Yeah I know what you are thinking. You are thinking “Ohh…the simpleton has put up a post an entire month since the last one! It is going to be special!”. Well….
There are a lot of things I hate. Disappointing people is one of them.
I also hate the fact that after many years of playing the lottery, and actually winning £10 last night I got excited. Until I thought about how many kidneys I could have bought with the money I have spent to actually get that £10. And sure, I already have 2 working kidneys, but I want more. They look fun. And they are interesting. I once had dinner with a kidney. Well OK, it was a person who had kidneys. But about half way through the meal all I could think about was ripping her damn kidneys out. She was fun. You know, in that “I want to rip your kidneys out and eat them because it will be more interesting than hearing about your new epilator.” And while on that subject. An epilator? A device used to literally grab big chunks of hair and rip them from the root up right out of your body. And this is dinner talk? Why didn’t she just say “I pulled chunks of pubic hair out with my bare hands. And no lube. I now have an awesome rash! But at least I am not as hairy as a Sasquatch anymore. Wanna look?” instead of giving me detailed information while I am trying to eat my steak? But that was a long time ago. And the therapy worked. Kind of. I still have a slight twitch. And it sure as hell ain’t in the trouser department when I think about her.
But I fear you think I am moaning. So I will move on. And moan about something else.
I hate pilates adverts. There is one on the TV at the moment while I am writing this. A woman lost loads of weight just by doing pilates. The ad shows clearly that she did by the fact that in her before pic, she is wearing a baggy T-Shirt and no makeup. Oooh…you chunky munky! A BAGGY T-SHIRT! Wild. Just….wild.
But most of all, I hate throwing up. And this is where the post gets a little more graphic. But you were expecting that.
A few weeks back I ate something I shouldn’t of. No, I didn’t go all Dr Lecter and eat that girls kidneys. I ate a sausage that had been in a fridge for a week…that had the door left slightly ajar. So the fridge was a little less fridge and a little more bacteria fest. So said sausage had been breeding like a spring time bunny on those little blue tablets that you may have received unsolicited mail about once or twice in life. And speed. And there are some reeeeally slutty girl bunnies about who are more interested in putting it out than cleaning up the little bunny droplets they produce. And Mr Speed driven blue tablet boy is seeing all those fluffy tails and is really not thinking about his job as a construction worker, and is instead bounding about with an impressively hard…..hang on…why the hell am I talking about bunnies with erections? Lets get back to the sausage. Oh. Yeah I see that now.
So. This sausage. It was a little on the funky side. But that is OK because I was a few beers in when I ate it, and so my taste buds had no idea what was passing over them in to the intestinal tract where all hell was about to break loose.
It didn’t right away. It took a few hours. But I knew. I knew something was brewing by the “ohhh…I don’t feel right..” comments I was making to my wife who said “I am pregnant. I have my own issues. Suck it up you weak feeble idiot and go get me some milkshake”. She had a point.
A few hours later I decided that going to bed was the order of the day.
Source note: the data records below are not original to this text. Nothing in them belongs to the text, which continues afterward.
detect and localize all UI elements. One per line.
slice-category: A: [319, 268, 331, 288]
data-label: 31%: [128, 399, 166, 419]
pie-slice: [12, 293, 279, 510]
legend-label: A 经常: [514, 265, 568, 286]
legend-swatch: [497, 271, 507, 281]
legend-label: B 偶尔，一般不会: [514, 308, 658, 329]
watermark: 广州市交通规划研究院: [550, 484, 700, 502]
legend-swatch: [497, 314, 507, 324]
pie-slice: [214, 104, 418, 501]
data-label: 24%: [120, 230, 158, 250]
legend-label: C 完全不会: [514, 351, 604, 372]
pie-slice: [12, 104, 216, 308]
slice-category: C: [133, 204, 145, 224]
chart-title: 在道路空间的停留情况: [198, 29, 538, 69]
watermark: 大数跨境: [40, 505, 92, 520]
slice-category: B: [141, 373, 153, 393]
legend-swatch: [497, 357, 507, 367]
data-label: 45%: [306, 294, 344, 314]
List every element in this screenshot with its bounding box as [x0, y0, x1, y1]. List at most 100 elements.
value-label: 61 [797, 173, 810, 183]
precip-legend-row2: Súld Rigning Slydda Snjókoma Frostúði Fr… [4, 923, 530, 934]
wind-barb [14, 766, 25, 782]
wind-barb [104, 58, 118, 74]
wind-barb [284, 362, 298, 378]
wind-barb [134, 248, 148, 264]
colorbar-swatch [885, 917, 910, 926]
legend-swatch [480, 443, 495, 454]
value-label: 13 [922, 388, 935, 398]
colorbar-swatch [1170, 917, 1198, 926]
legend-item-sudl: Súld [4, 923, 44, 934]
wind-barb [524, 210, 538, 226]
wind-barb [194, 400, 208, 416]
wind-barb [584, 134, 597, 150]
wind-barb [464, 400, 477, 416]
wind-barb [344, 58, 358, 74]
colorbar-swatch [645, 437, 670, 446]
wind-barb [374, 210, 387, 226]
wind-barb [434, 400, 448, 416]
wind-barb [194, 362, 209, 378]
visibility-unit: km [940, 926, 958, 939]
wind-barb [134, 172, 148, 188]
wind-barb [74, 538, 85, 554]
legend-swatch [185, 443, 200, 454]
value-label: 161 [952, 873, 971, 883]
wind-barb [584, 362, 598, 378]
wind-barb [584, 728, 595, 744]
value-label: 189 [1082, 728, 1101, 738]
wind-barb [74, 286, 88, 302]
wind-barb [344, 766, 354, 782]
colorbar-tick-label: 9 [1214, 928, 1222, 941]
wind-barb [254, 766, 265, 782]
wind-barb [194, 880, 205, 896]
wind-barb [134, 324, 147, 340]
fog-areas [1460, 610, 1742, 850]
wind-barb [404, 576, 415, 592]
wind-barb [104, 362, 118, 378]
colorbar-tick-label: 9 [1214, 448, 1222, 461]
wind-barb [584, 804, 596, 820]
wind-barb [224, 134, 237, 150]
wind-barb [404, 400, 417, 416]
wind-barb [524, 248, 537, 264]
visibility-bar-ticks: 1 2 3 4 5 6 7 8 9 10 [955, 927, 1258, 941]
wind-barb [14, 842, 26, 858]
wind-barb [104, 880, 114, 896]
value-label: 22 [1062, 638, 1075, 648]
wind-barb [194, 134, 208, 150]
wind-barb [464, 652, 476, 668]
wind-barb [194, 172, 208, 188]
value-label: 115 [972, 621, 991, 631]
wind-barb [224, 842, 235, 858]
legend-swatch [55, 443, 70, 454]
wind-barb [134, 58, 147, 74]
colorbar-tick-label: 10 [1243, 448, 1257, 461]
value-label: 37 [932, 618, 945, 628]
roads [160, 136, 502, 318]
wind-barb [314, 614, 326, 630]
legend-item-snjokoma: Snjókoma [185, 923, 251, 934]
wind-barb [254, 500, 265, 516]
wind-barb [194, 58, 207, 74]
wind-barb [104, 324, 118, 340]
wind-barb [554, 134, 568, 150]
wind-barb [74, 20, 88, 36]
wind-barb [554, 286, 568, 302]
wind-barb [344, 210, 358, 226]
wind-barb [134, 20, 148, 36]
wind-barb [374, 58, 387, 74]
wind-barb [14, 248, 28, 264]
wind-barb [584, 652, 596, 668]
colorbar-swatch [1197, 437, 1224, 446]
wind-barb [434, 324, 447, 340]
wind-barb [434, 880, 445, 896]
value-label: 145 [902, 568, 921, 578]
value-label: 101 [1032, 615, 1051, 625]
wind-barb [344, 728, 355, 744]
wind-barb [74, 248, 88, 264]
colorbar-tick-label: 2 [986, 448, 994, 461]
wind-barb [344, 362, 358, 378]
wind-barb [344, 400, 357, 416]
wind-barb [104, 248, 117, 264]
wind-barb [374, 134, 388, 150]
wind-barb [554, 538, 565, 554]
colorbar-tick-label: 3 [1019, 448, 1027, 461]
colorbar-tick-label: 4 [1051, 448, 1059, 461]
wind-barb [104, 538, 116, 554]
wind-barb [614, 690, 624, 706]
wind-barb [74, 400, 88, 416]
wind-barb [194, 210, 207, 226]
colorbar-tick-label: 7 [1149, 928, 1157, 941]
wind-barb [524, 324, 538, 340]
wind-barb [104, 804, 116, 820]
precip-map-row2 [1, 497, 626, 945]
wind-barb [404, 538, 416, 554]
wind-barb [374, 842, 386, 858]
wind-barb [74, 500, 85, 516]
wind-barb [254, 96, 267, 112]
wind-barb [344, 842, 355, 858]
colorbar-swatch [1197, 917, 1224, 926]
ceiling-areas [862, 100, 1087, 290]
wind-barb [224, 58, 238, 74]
So I planned ahead. I cleared a path out of the room. I left the toilet seat up. The light on. The door open. The traffic lights were set to stay on green. And then it happened.
I didn’t even get that warning you get where you think “OK, I have about 15 seconds…” and you can get moving. It hit me like a surprise kick in the nuts. It all happened in slow motion, while going at the speed of light.
Reaction 1 – Get out of bed. Reaction 2 – Cover mouth with hand. Reaction 3 – Run. Like the bloody wind.
About half way to the toilet, the size of my mouth to cubic capacity of stomach contents managed to become imbalanced. The contents overtook my mouth size with a venom. It was starting to seep out from between my fingers. Game over. As I reached the door to the bathroom, I started the process of moving my hand away. What came next was projectile vomiting that reached such a distance that North Korea has approached me about about supplying the technology to transport their warheads. From the edge of the bathroom, I actually managed to get it INTO the toilet. Yeah. I know. Impressive huh! What isn’t so impressive is that I also covered the floor. Cabinet. Bath. Sink. My clothes. My hair. The cat.
Why was the cat in there! Did he not get the memo I sent out warning of an imminent event happening in the toilet?
About 20 seconds after I had completely emptied my stomach, I stood back to see the carnage. Eyes weeping and puke dribbling down my chin and out of my nose. About that time my wife appeared and said “The floor cleaner and sponge is in the second draw down” and wandered back off to bed. So on my hands and knees I got and started the clean up operation.
The cat was last seen licking itself clean. Looking a little confused that although it tastes and even looks like bits of sausage, something isn’t right.